A paper, co-authored by Dr. James Dent, an associate professor of physics at the University of Louisiana at Lafayette, offers a possible explanation. Dent and Dr. Lawrence Krauss, a well-known theoretical physicist and cosmologist, published their paper, "Higgs Seesaw Mechanism as a Source for Dark Energy," online in Physical Review Letters in early August.
The universe, which may have begun with a big bang, could ultimately fade to black.
For decades, scientists acknowledged that the universe was expanding. But theoretical physics took a new twist in the 1990s, when astronomers discovered that this expansion wasn't happening steadily. Instead, it is accelerating.
Gravity, the force that attracts matter to matter, is being overwhelmed on the cosmic scale by something else, a kind of antigravity that cosmologists have labeled "dark energy."

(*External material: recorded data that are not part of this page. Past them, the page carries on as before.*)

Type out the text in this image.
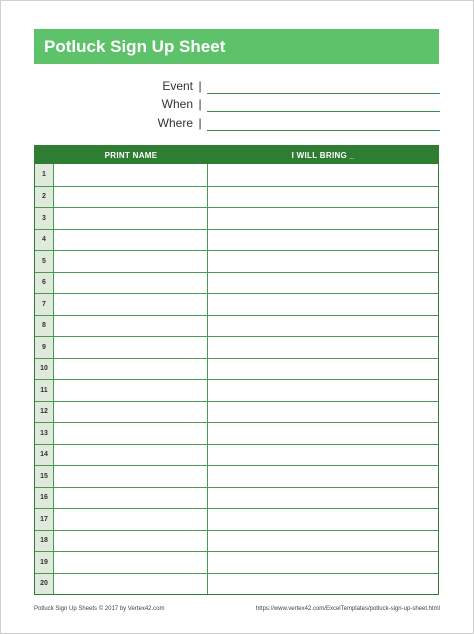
Potluck Sign Up Sheet
Event |
When |
Where |
PRINT NAME	I WILL BRING _
1
2
3
4
5
6
7
8
9
10
11
12
13
14
15
16
17
18
19
20
Potluck Sign Up Sheets © 2017 by Vertex42.com	https://www.vertex42.com/ExcelTemplates/potluck-sign-up-sheet.html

Dark energy makes up about 70 percent of the universe's "energy budget," explained Dent. Only 5 percent of the universe is made up of visible matter. Dark matter — matter that does not interact with light — makes up the rest.
"What we don't know is, how is this dark energy generated?" said Dent.
Physicists are also puzzled as to why dark energy, which makes up so much of the universe, has such a small value. According to current models, the numbers don’t add up. The observed value of dark energy is 120 orders of magnitude smaller than scientists' calculations suggest.
Krauss and Dent suggest that the Higgs boson might play a role in creating dark energy. It's named after Peter Higgs, one of six physicists who postulated the existence of the elementary particle in 1964. As of March, scientists are almost certain that the Higgs boson has been found. A particle matching its description was observed in the Large Hadron Collider at the CERN laboratory, near Geneva, Switzerland.
"We understand gravity as a field, electromagnetics as a field," Dent said. The Higgs boson arises from the Higgs field, which is believed to give particles mass.
In their paper, the two physicists have devised a new field, in which interactions between the Higgs boson and possible new particles could generate the correct scale to account for dark energy.
The good news: their numbers do add up. This interaction, or mixing of the fields, produces energy of just the right magnitude. A seesaw metaphor describes how the fields relate to one another: if the value of one field goes up, the value of the other goes down.
"We don't know if this model is the right one to account for dark energy," said Dent. "But we may have given physicists another tool to unlock the mystery."